While the Baxoje moved from the Green Bay area, the Potawatomi, who were originally located in the lower peninsula of Michigan, were forced to relocate westward. They were part of the Neshnabek people who lived along the Atlantic coast near the St. Lawrence River. The Iroquois Confederacy raids of the 1640’s and 1650’s caused their westward move and they eventually located where the Baxoje had been around Green Bay and Door County and south along the western shore of Lake Michigan. By 1800 their tribal lands included Southeast Wisconsin, Northern Illinois, Northern Indiana, Southern Michigan and Northwest Ohio.

As you can tell, there is movement from the East to West by both tribes as the white colonies/states expanded West.
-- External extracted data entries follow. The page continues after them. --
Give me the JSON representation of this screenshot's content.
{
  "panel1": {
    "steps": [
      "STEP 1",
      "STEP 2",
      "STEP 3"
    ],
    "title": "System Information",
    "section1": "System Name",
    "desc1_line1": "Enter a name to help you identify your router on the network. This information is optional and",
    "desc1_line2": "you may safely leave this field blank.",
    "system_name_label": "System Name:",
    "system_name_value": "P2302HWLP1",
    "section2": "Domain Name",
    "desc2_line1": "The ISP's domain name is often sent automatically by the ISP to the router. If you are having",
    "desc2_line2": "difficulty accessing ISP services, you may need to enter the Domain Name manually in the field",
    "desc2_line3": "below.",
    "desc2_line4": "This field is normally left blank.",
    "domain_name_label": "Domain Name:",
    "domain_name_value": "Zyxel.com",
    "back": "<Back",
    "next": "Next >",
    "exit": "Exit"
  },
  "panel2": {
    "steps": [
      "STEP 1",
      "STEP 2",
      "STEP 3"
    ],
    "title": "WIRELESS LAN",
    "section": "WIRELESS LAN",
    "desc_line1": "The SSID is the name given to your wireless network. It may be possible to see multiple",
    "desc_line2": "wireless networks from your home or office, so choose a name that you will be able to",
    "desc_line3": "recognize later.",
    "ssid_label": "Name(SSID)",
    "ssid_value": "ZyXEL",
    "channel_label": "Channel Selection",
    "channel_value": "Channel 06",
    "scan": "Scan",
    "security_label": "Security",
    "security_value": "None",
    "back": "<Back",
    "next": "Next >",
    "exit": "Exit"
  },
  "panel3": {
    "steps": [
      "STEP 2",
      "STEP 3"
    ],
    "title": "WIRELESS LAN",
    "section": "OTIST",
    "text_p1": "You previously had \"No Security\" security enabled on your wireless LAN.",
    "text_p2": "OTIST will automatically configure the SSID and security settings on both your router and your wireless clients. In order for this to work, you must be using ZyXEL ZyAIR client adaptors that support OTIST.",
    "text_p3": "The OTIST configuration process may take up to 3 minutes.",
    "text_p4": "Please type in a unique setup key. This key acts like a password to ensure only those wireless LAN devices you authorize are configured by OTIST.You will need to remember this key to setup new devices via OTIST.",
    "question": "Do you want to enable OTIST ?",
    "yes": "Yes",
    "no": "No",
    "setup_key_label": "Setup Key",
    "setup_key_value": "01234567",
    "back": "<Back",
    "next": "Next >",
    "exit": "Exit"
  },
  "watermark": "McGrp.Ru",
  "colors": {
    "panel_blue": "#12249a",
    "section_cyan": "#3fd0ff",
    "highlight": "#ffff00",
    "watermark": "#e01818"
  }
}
It was called the “Indian Problem” overtime and there was a belief among white settlers that they had a divine purpose to conquer and subdue the continent. The wording was often whitewashed by saying “civilize and Christianize” the continent. In reality, it was simply a removal of indigenous peoples and their culture to make room for white European settlers.

The Indian Removal Act of 1830, during President Andrew Jackson’s presidency, allowed the president to freely “persuade, bribe, and threaten” tribal leaders to sign relocation treaties. The Treaty of 1838 was part of a series of treaties that forced the Baxoje tribe to leave their land in Iowa and move to Kansas and Nebraska reservations. Later some of them were moved to the Indian Territory in Oklahoma. About the same time, in 1837, the Potawatomi were resettled in southwest Iowa. They were soon moved again into Kansas in the late 1840’s.

And this is where the rest of my story can be told. My great, great Grandfather Pangburn was born in New Jersey in 1820.  At age 5 he moved with his family to an area near present day Rochester, New York.  As a young man in the mid to late 1840s he travelled the Great lakes waterway to Wisconsin and in 1854 he moved to Fayette County, Iowa. In 1881 his son and my great grandfather left Iowa and moved to Faulkton, South Dakota. All of their moves came shortly after the “Indian Problem” had been resolved in the respective states.

I have been the recipient of my ancestors’ good fortune of a policy that the newspaper editor, John L. O’Sullivan, in an essay he wrote in 1845, termed “Manifest Destiny.” As this policy was implemented, “new lands” were opened up for settlement. Let us not forget that other peoples paid and continue to pay dearly, for this land was their home, and they were here first.